Lowertown is the oldest residential area of our city, and when it was surveyed in the early 1800s, many of its street names reflected the strong commitment to the British royal family of the Royal Engineers, who laid out the early Bytown grid.
Thus, from Augusta to Wurtemburg, the streets refer to the mother, daughter and sisters of George IV, King of the United Kingdom of Great Britain and Ireland from 1820 to 1830. The King’s mother was Queen Charlotte and his only child was Princess Charlotte Augusta of Wales. She married Prince Leopold of Saxe-Coburg-Saalfeld.
The name Wurtemburg came into the family when Charlotte, the King’s oldest sister, married King Frederick of Württemberg. This area is now part of the Federal Republic of Germany. Other spellings appeared over the years, for example, Wirtemberg on a 1832 Bytown map, but by 1842 it was recorded as Wurtemburg.
As the British royal family continued to strengthen its European royal ties, Wurtemburg to Augusta streets took on a renewed connection to this early history. In 1840, Queen Victoria married Prince Albert of Saxe-Cobourg and Gotha. In 1893, Princess Mary of Teck, whose father was a member of the Württemberg Royal House, married Prince George, who became King George V.

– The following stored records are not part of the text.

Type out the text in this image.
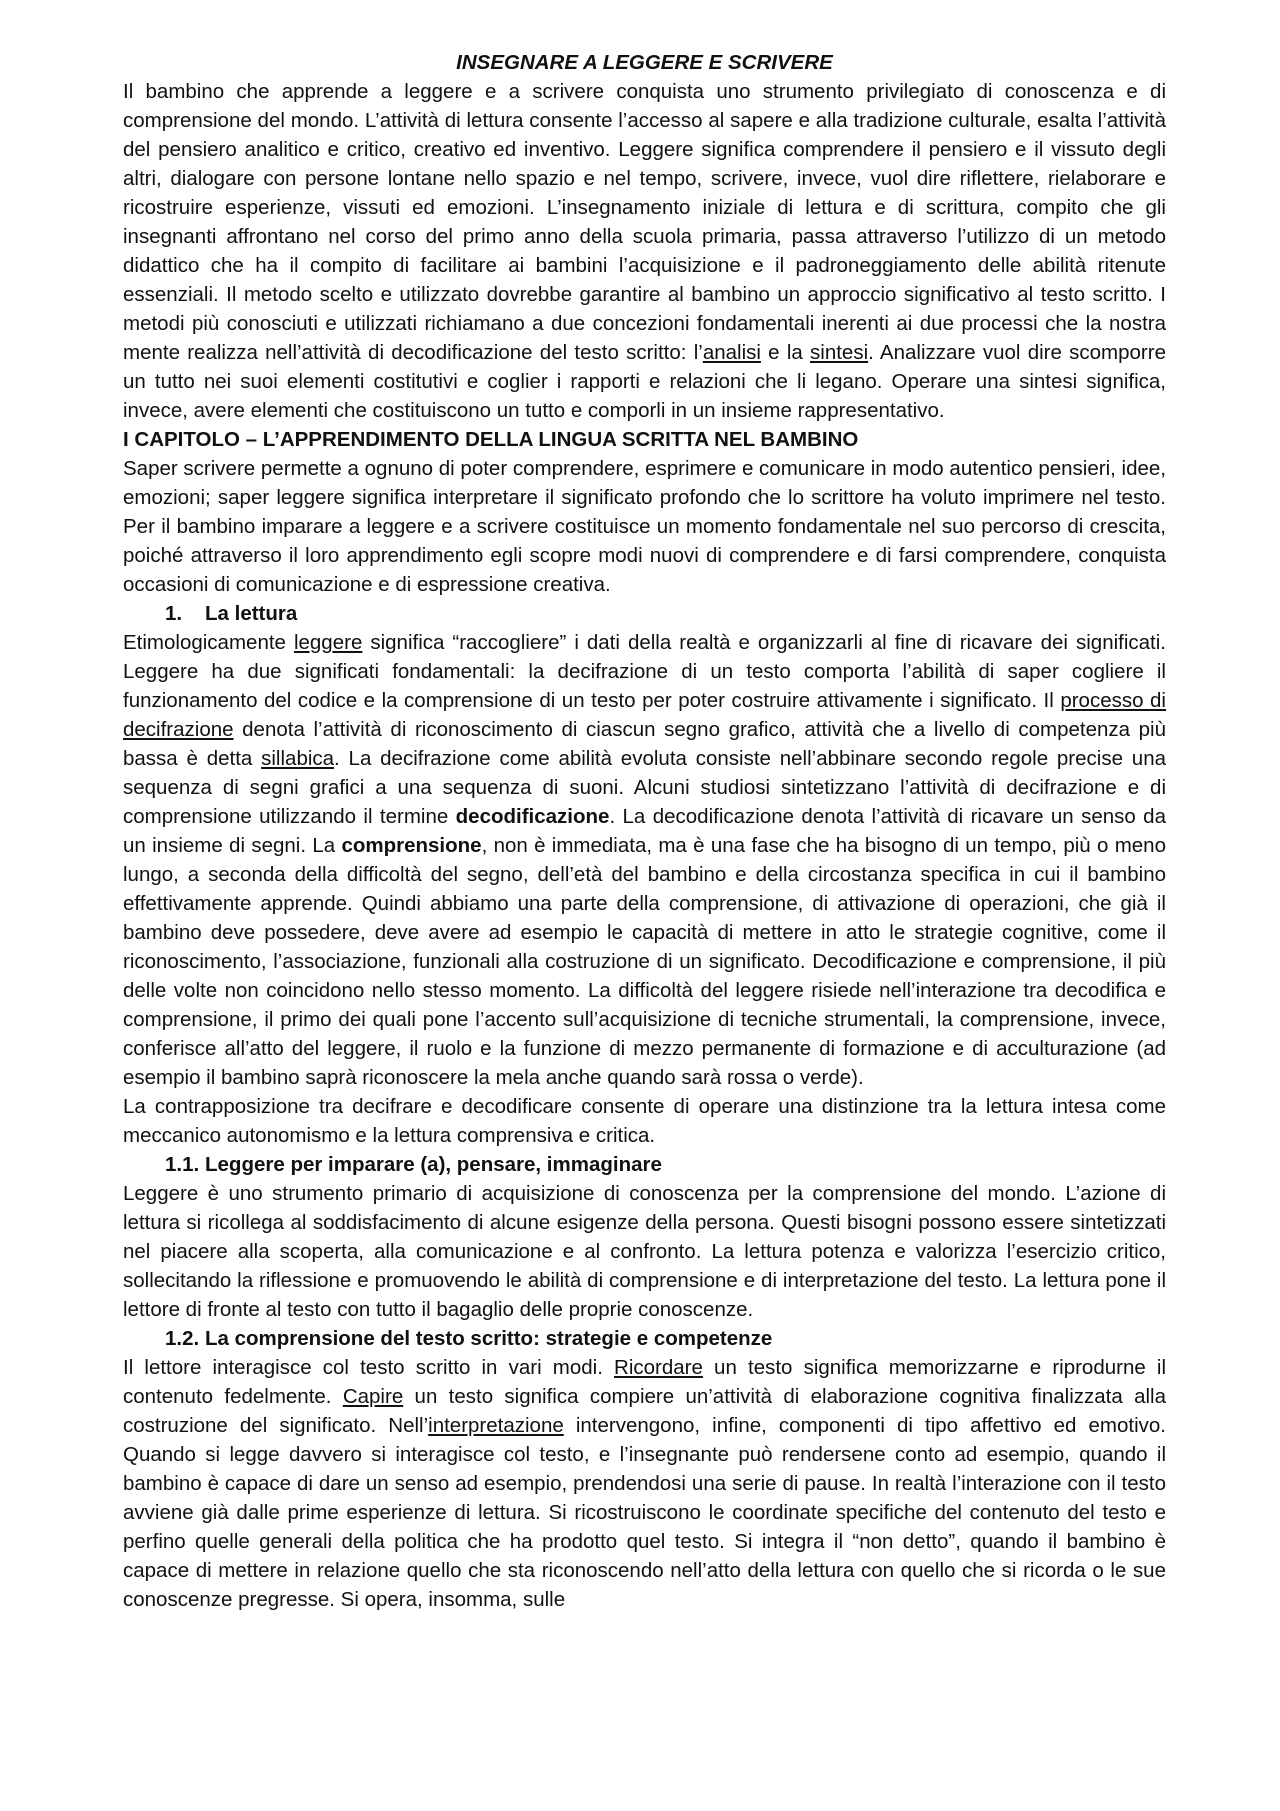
INSEGNARE A LEGGERE E SCRIVERE

Il bambino che apprende a leggere e a scrivere conquista uno strumento privilegiato di conoscenza e di comprensione del mondo. L’attività di lettura consente l’accesso al sapere e alla tradizione culturale, esalta l’attività del pensiero analitico e critico, creativo ed inventivo. Leggere significa comprendere il pensiero e il vissuto degli altri, dialogare con persone lontane nello spazio e nel tempo, scrivere, invece, vuol dire riflettere, rielaborare e ricostruire esperienze, vissuti ed emozioni. L’insegnamento iniziale di lettura e di scrittura, compito che gli insegnanti affrontano nel corso del primo anno della scuola primaria, passa attraverso l’utilizzo di un metodo didattico che ha il compito di facilitare ai bambini l’acquisizione e il padroneggiamento delle abilità ritenute essenziali. Il metodo scelto e utilizzato dovrebbe garantire al bambino un approccio significativo al testo scritto. I metodi più conosciuti e utilizzati richiamano a due concezioni fondamentali inerenti ai due processi che la nostra mente realizza nell’attività di decodificazione del testo scritto: l’analisi e la sintesi. Analizzare vuol dire scomporre un tutto nei suoi elementi costitutivi e coglier i rapporti e relazioni che li legano. Operare una sintesi significa, invece, avere elementi che costituiscono un tutto e comporli in un insieme rappresentativo.

I CAPITOLO – L’APPRENDIMENTO DELLA LINGUA SCRITTA NEL BAMBINO

Saper scrivere permette a ognuno di poter comprendere, esprimere e comunicare in modo autentico pensieri, idee, emozioni; saper leggere significa interpretare il significato profondo che lo scrittore ha voluto imprimere nel testo. Per il bambino imparare a leggere e a scrivere costituisce un momento fondamentale nel suo percorso di crescita, poiché attraverso il loro apprendimento egli scopre modi nuovi di comprendere e di farsi comprendere, conquista occasioni di comunicazione e di espressione creativa.

1. La lettura

Etimologicamente leggere significa “raccogliere” i dati della realtà e organizzarli al fine di ricavare dei significati. Leggere ha due significati fondamentali: la decifrazione di un testo comporta l’abilità di saper cogliere il funzionamento del codice e la comprensione di un testo per poter costruire attivamente i significato. Il processo di decifrazione denota l’attività di riconoscimento di ciascun segno grafico, attività che a livello di competenza più bassa è detta sillabica. La decifrazione come abilità evoluta consiste nell’abbinare secondo regole precise una sequenza di segni grafici a una sequenza di suoni. Alcuni studiosi sintetizzano l’attività di decifrazione e di comprensione utilizzando il termine decodificazione. La decodificazione denota l’attività di ricavare un senso da un insieme di segni. La comprensione, non è immediata, ma è una fase che ha bisogno di un tempo, più o meno lungo, a seconda della difficoltà del segno, dell’età del bambino e della circostanza specifica in cui il bambino effettivamente apprende. Quindi abbiamo una parte della comprensione, di attivazione di operazioni, che già il bambino deve possedere, deve avere ad esempio le capacità di mettere in atto le strategie cognitive, come il riconoscimento, l’associazione, funzionali alla costruzione di un significato. Decodificazione e comprensione, il più delle volte non coincidono nello stesso momento. La difficoltà del leggere risiede nell’interazione tra decodifica e comprensione, il primo dei quali pone l’accento sull’acquisizione di tecniche strumentali, la comprensione, invece, conferisce all’atto del leggere, il ruolo e la funzione di mezzo permanente di formazione e di acculturazione (ad esempio il bambino saprà riconoscere la mela anche quando sarà rossa o verde).

La contrapposizione tra decifrare e decodificare consente di operare una distinzione tra la lettura intesa come meccanico autonomismo e la lettura comprensiva e critica.

1.1. Leggere per imparare (a), pensare, immaginare

Leggere è uno strumento primario di acquisizione di conoscenza per la comprensione del mondo. L’azione di lettura si ricollega al soddisfacimento di alcune esigenze della persona. Questi bisogni possono essere sintetizzati nel piacere alla scoperta, alla comunicazione e al confronto. La lettura potenza e valorizza l’esercizio critico, sollecitando la riflessione e promuovendo le abilità di comprensione e di interpretazione del testo. La lettura pone il lettore di fronte al testo con tutto il bagaglio delle proprie conoscenze.

1.2. La comprensione del testo scritto: strategie e competenze

Il lettore interagisce col testo scritto in vari modi. Ricordare un testo significa memorizzarne e riprodurne il contenuto fedelmente. Capire un testo significa compiere un’attività di elaborazione cognitiva finalizzata alla costruzione del significato. Nell’interpretazione intervengono, infine, componenti di tipo affettivo ed emotivo. Quando si legge davvero si interagisce col testo, e l’insegnante può rendersene conto ad esempio, quando il bambino è capace di dare un senso ad esempio, prendendosi una serie di pause. In realtà l’interazione con il testo avviene già dalle prime esperienze di lettura. Si ricostruiscono le coordinate specifiche del contenuto del testo e perfino quelle generali della politica che ha prodotto quel testo. Si integra il “non detto”, quando il bambino è capace di mettere in relazione quello che sta riconoscendo nell’atto della lettura con quello che si ricorda o le sue conoscenze pregresse. Si opera, insomma, sulle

Perhaps it was the association with royalty that led Wurtemburg to be part of a route for royalty during visits to the capital. Thus, in 1927, Edward, then Prince of Wales, travelled along Wurtemburg to Laurier House for dinner with Prime Minister Mackenzie King. So when you walk on Wurtemburg and other Lowertown streets named for royalty, think of the links to Queen Elizabeth II, the longest reigning British monarch, and her many ancestors.